Gardening, landscaping, working with the earth, that became the supplementary practice I could live with in tandem with my artistic practice, so as to root myself and my family down in some way. Children and gardening with the earth set me on the path of contrition and humility. My writing practice changed accordingly. Still, being a single mother and gardening for a living is not a position of affluence. Yet… I refused or could not bear to take the typical road, get a 9-5, partly because as a person of an exclusively Northern hemisphere chart (I have only read of one other—the eccentric Brian Wilson of The Beach Boys) I suffer if I cannot remain in my own head, my interior'; it is indispensable for my mental health. That I suppose is my excuse. As I write this I see how I still cling to my vow of poverty.

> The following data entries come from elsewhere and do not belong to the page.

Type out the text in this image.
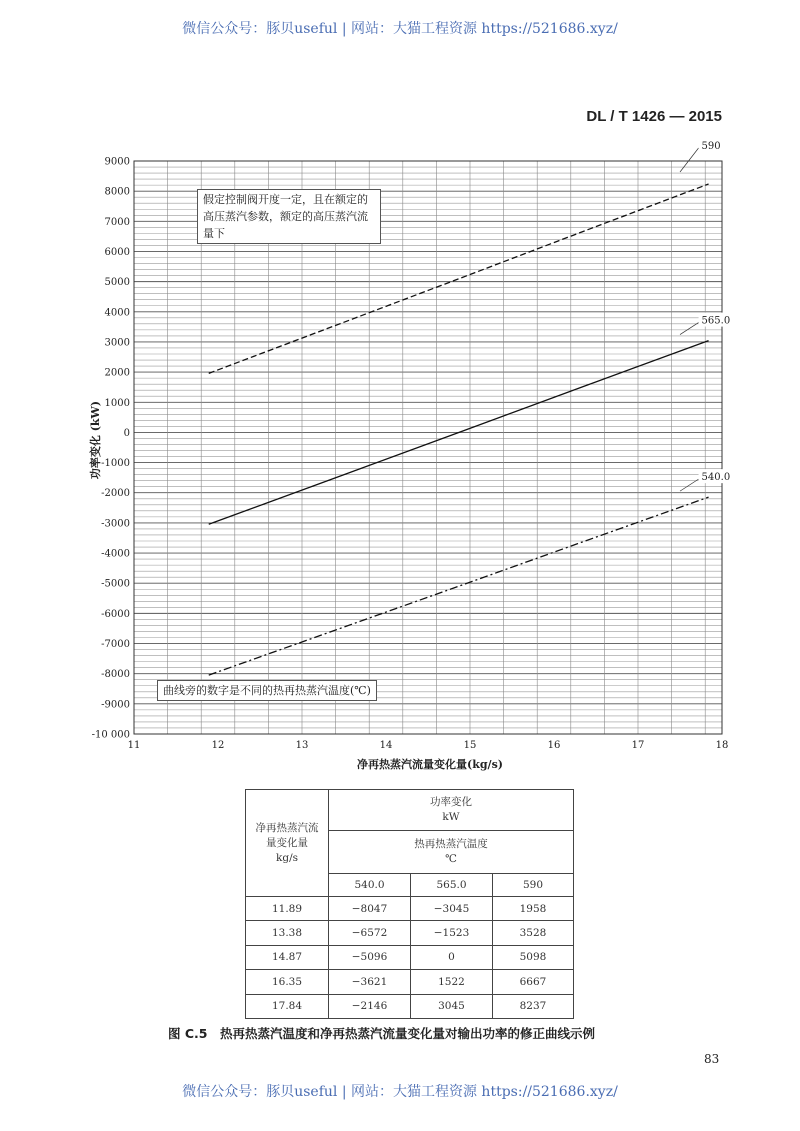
微信公众号：豚贝useful | 网站：大猫工程资源 https://521686.xyz/
DL / T 1426 — 2015
9000
8000
7000
6000
5000
4000
3000
2000
1000
0
-1000
-2000
-3000
-4000
-5000
-6000
-7000
-8000
-9000
-10 000
11	12	13	14	15	16	17	18
590
565.0
540.0
假定控制阀开度一定，且在额定的高压蒸汽参数，额定的高压蒸汽流量下
曲线旁的数字是不同的热再热蒸汽温度(℃)
净再热蒸汽流量变化量(kg/s)
功率变化 (kW)
净再热蒸汽流
量变化量
kg/s	功率变化
kW		
	热再热蒸汽温度
℃		
	540.0	565.0	590
11.89	−8047	−3045	1958
13.38	−6572	−1523	3528
14.87	−5096	0	5098
16.35	−3621	1522	6667
17.84	−2146	3045	8237
图 C.5　热再热蒸汽温度和净再热蒸汽流量变化量对输出功率的修正曲线示例
83
微信公众号：豚贝useful | 网站：大猫工程资源 https://521686.xyz/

What is success? I have love, I live in a family where we are not walking eggshells around each other or continuously indulging in practices of avoidance (or in my parents’ case, alcoholism), where we know each other through and through. I survived, I re-emerged from cycles of death with my love of life still intact, that small flame we keep in ourselves still burning—as long as we are alive—our right to innocence. It’s that that creates even the possibility of redemption. I drowned my rage in the rivers I love now to swim in, I washed away the anger from my face and my shoulders, and started serving those I love, as I could, through my skills, cooking everything from scratch, teaching my children about the natural world and their emotions. In gardening, I get to serve too. I usually work silently, just with the plants. Sometimes, when the elderly rich woman who owns the land comes and directs us, I say, “I’ll get that done,” or “no problem.” She doesn’t know me, I maybe am even invisible to her. I suppose that is what I grapple with in winter, my invisibility. It does not bother me in summer when I have the light and the sound of the crickets. But in January I take stock of what is, and cannot deny anything. I become suddenly—in the month of Capricorn—a product of numbers.
So, in winter, I ruminate on my disciplines, on the life-long desire I have been harboring to bring to the surface the fruit of my strange path, of the dark-delving artist. In January I assess how far I have come. I have no choice but to scatter my losses of the previous year like ash, and gather what seeds are most potent for me at the moment to use for the new year. I try and hone them, whittle them down to pure essence so—during the delirium of warm months, fragrant blossoms, insects breathed en masse through the woods, the cry of peepers in the spring night and the drone of cicadas in the summer, the exhaustion of my work with sharp pruners and tree saws, my hands in the dirt, yanking out roots or setting them, dinners in restaurants of dragon rolls and miso soups, clammy with the sweat of love-making in the evening, and diving into rivers on my days off—I might not lose my focus on what my deep soul hungered for in the months of darkness and scarcity.